Edel! Auch Norwegian bietet mit „The Haven“ einen exklusiven Bereich an

Foto: The Haven by Norwegian / Der Courtyard

Umwerfend auch die Herzlichkeit und Zuvorkommenheit der Splendida-Crew, und das gilt nicht nur für den „Yacht Club“. All diese guten Geister sind von frühmorgens bis spätabends im Einsatz, und sie wohnen sicher nicht in einer Suite und wohl auch nicht in Einzelkabinen. Die meisten haben Verträge von sieben Monaten, keinen einzigen freien Tag, nur wenige Stunden Freizeit im Hafen. Neapel sehen und ganz schnell shoppen, dann legt das Schiff auch schon wieder ab.

„Wo möchten Sie heute Abend speisen, Mister Hans?“ Butler Ismail empfiehlt das „Olive“, exklusiv reserviert für Gäste des „Yacht Clubs“. Es befindet sich auf Deck 15 auf der anderen Seite, nämlich am Heck der Splendida. Der Weg dorthin führt durch die Entertainment-Bereiche auf Deck 6 oder 7. Das bedeutet für mich: hinaus aus meiner beruhigten Komfortzone und hinein ins quirlige Leben. Plötzlich begegnen mir unheimlich viele Menschen, wo kommen die denn alle her? Da werden Parfums und Schmuck verkauft wie auf einem Basar, verstellen einem Bord-Fotografen den Weg.

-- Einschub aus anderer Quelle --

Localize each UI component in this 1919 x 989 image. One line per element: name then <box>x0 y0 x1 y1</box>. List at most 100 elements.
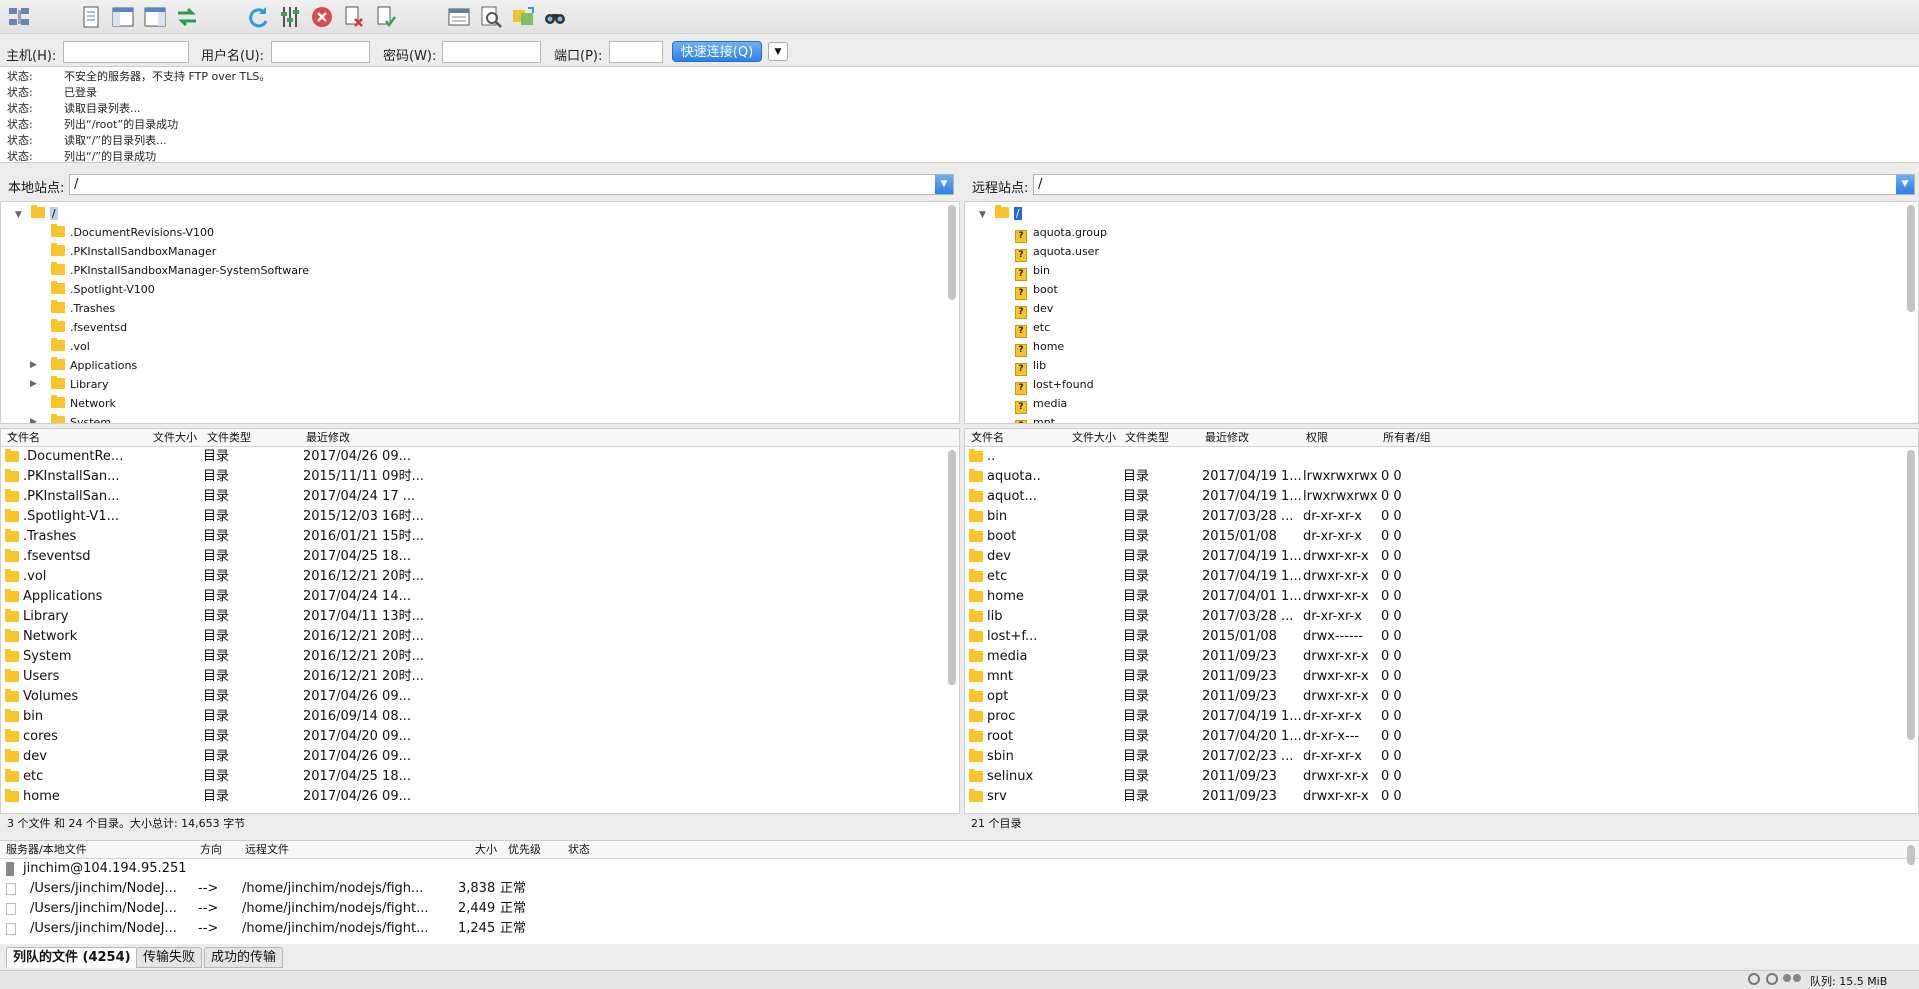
gear-icon[interactable] <box>1748 973 1760 985</box>
tree-item[interactable]: .PKInstallSandboxManager <box>51 242 216 261</box>
remote-path-input[interactable]: / ▼ <box>1033 174 1915 195</box>
remote-file-row[interactable]: lost+f... 目录 2015/01/08 drwx------ 0 0 <box>965 627 1905 647</box>
remote-file-row[interactable]: root 目录 2017/04/20 1... dr-xr-x--- 0 0 <box>965 727 1905 747</box>
remote-directory-tree[interactable]: ▼ /? aquota.group? aquota.user? bin? boot? dev… <box>964 201 1919 424</box>
chevron-down-icon[interactable]: ▼ <box>935 175 953 194</box>
tree-item[interactable]: ? lib <box>1015 356 1046 376</box>
col-remote-file[interactable]: 远程文件 <box>245 841 289 859</box>
gear-icon[interactable] <box>1766 973 1778 985</box>
col-type[interactable]: 文件类型 <box>207 429 251 447</box>
local-tree-scrollbar[interactable] <box>948 205 956 300</box>
remote-file-row[interactable]: sbin 目录 2017/02/23 ... dr-xr-xr-x 0 0 <box>965 747 1905 767</box>
remote-file-row[interactable]: aquot... 目录 2017/04/19 1... lrwxrwxrwx 0 0 <box>965 487 1905 507</box>
remote-file-row[interactable]: home 目录 2017/04/01 1... drwxr-xr-x 0 0 <box>965 587 1905 607</box>
queue-row[interactable]: /Users/jinchim/NodeJ... --> /home/jinchim/… <box>0 879 1900 899</box>
port-input[interactable] <box>609 41 663 63</box>
col-direction[interactable]: 方向 <box>200 841 222 859</box>
local-file-row[interactable]: System 目录 2016/12/21 20时... <box>1 647 946 667</box>
col-type[interactable]: 文件类型 <box>1125 429 1169 447</box>
local-list-scrollbar[interactable] <box>948 450 956 685</box>
local-file-row[interactable]: .PKInstallSan... 目录 2015/11/11 09时... <box>1 467 946 487</box>
tree-item[interactable]: ▶ Applications <box>30 356 137 375</box>
local-file-row[interactable]: Users 目录 2016/12/21 20时... <box>1 667 946 687</box>
tree-item[interactable]: ▶ System <box>30 413 111 423</box>
tab-successful-transfers[interactable]: 成功的传输 <box>204 947 284 968</box>
remote-file-row[interactable]: boot 目录 2015/01/08 dr-xr-xr-x 0 0 <box>965 527 1905 547</box>
reconnect-icon[interactable] <box>373 4 399 30</box>
tree-item[interactable]: .PKInstallSandboxManager-SystemSoftware <box>51 261 309 280</box>
disconnect-icon[interactable] <box>341 4 367 30</box>
queue-row[interactable]: /Users/jinchim/NodeJ... --> /home/jinchim/… <box>0 919 1900 939</box>
tree-item[interactable]: ▶ Library <box>30 375 108 394</box>
collapsed-arrow-icon[interactable]: ▶ <box>30 413 37 423</box>
tree-item[interactable]: ? media <box>1015 394 1067 414</box>
remote-file-row[interactable]: selinux 目录 2011/09/23 drwxr-xr-x 0 0 <box>965 767 1905 787</box>
tree-item[interactable]: ? home <box>1015 337 1064 357</box>
collapsed-arrow-icon[interactable]: ▶ <box>30 375 37 394</box>
toggle-remote-tree-icon[interactable] <box>142 4 168 30</box>
filter-icon[interactable] <box>277 4 303 30</box>
remote-file-list[interactable]: 文件名 ⌃ 文件大小 文件类型 最近修改 权限 所有者/组 .. aquota..… <box>964 428 1919 816</box>
local-file-row[interactable]: dev 目录 2017/04/26 09... <box>1 747 946 767</box>
tree-item[interactable]: ? aquota.group <box>1015 223 1107 243</box>
queue-scrollbar[interactable] <box>1907 845 1915 865</box>
tree-item[interactable]: ? lost+found <box>1015 375 1094 395</box>
local-file-row[interactable]: bin 目录 2016/09/14 08... <box>1 707 946 727</box>
transfer-queue[interactable]: 服务器/本地文件 方向 远程文件 大小 优先级 状态 jinchim@104.1… <box>0 840 1919 944</box>
site-manager-icon[interactable] <box>6 4 32 30</box>
tree-item[interactable]: .vol <box>51 337 90 356</box>
local-path-input[interactable]: / ▼ <box>69 174 954 195</box>
toggle-local-tree-icon[interactable] <box>110 4 136 30</box>
tree-item[interactable]: ? aquota.user <box>1015 242 1099 262</box>
col-permissions[interactable]: 权限 <box>1306 429 1328 447</box>
local-directory-tree[interactable]: ▼ / .DocumentRevisions-V100 .PKInstallSandb… <box>0 201 960 424</box>
local-file-row[interactable]: Applications 目录 2017/04/24 14... <box>1 587 946 607</box>
local-file-row[interactable]: .PKInstallSan... 目录 2017/04/24 17 ... <box>1 487 946 507</box>
username-input[interactable] <box>271 41 370 63</box>
tree-root[interactable]: ▼ / <box>979 204 1022 223</box>
cancel-icon[interactable] <box>309 4 335 30</box>
tree-item[interactable]: ? boot <box>1015 280 1058 300</box>
local-file-row[interactable]: .Spotlight-V1... 目录 2015/12/03 16时... <box>1 507 946 527</box>
toggle-log-icon[interactable] <box>78 4 104 30</box>
local-file-row[interactable]: .Trashes 目录 2016/01/21 15时... <box>1 527 946 547</box>
remote-file-row[interactable]: proc 目录 2017/04/19 1... dr-xr-xr-x 0 0 <box>965 707 1905 727</box>
tree-item[interactable]: .DocumentRevisions-V100 <box>51 223 214 242</box>
tree-item[interactable]: .Trashes <box>51 299 115 318</box>
toggle-queue-icon[interactable] <box>174 4 200 30</box>
local-file-row[interactable]: cores 目录 2017/04/20 09... <box>1 727 946 747</box>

Da bin ich plötzlich heilfroh, als ich endlich im elegant eingedeckten „Olive“ Platz nehmen darf. Die Menüs sind erlesen, nur die Musik könnte etwas heiterer sein. Die „Matthäus-Passion“ zu Tagliatelle mit Steinpilzen? Schlägt ganz leicht auf den Magen. Und das „Adagio“ von Albinoni – übrigens zu Panna Cotta mit Himbeeren – wurde bei der Beerdigung von Leonid Breschnew gespielt.

Muss ich aber nun ein schlechtes Gewissen gegenüber den „einfachen“ Passagieren haben, als Profiteur einer Zwei-Klassen-Gesellschaft so privilegiert zu speisen? Eher nicht: Da MSC Splendida ein typisch italienisches Schiff ist, präsentiert sich das Essen in sämtlichen Bordrestaurants mehr als reichlich und von durchweg guter Qualität.

Einerseits ist es reizvoll, zwei Welten auf einem Boot zu erleben. Was aber dann eindeutig für den „Yacht Club“ spricht: Bei voller Belegung ist die Rückzugsmöglichkeit in die Stille der Verwöhn-Oase unbezahlbar. Vielleicht funktioniert das VIP-Konzept auf MSC Splendida auch zu gut. Denn nach nur einer Woche auf „Klassenfahrt“ bin ich für eine normale Tour auf einem Riesendampfer, wo um den Pool und am Buffet Gedränge herrscht, ein für allemal verloren.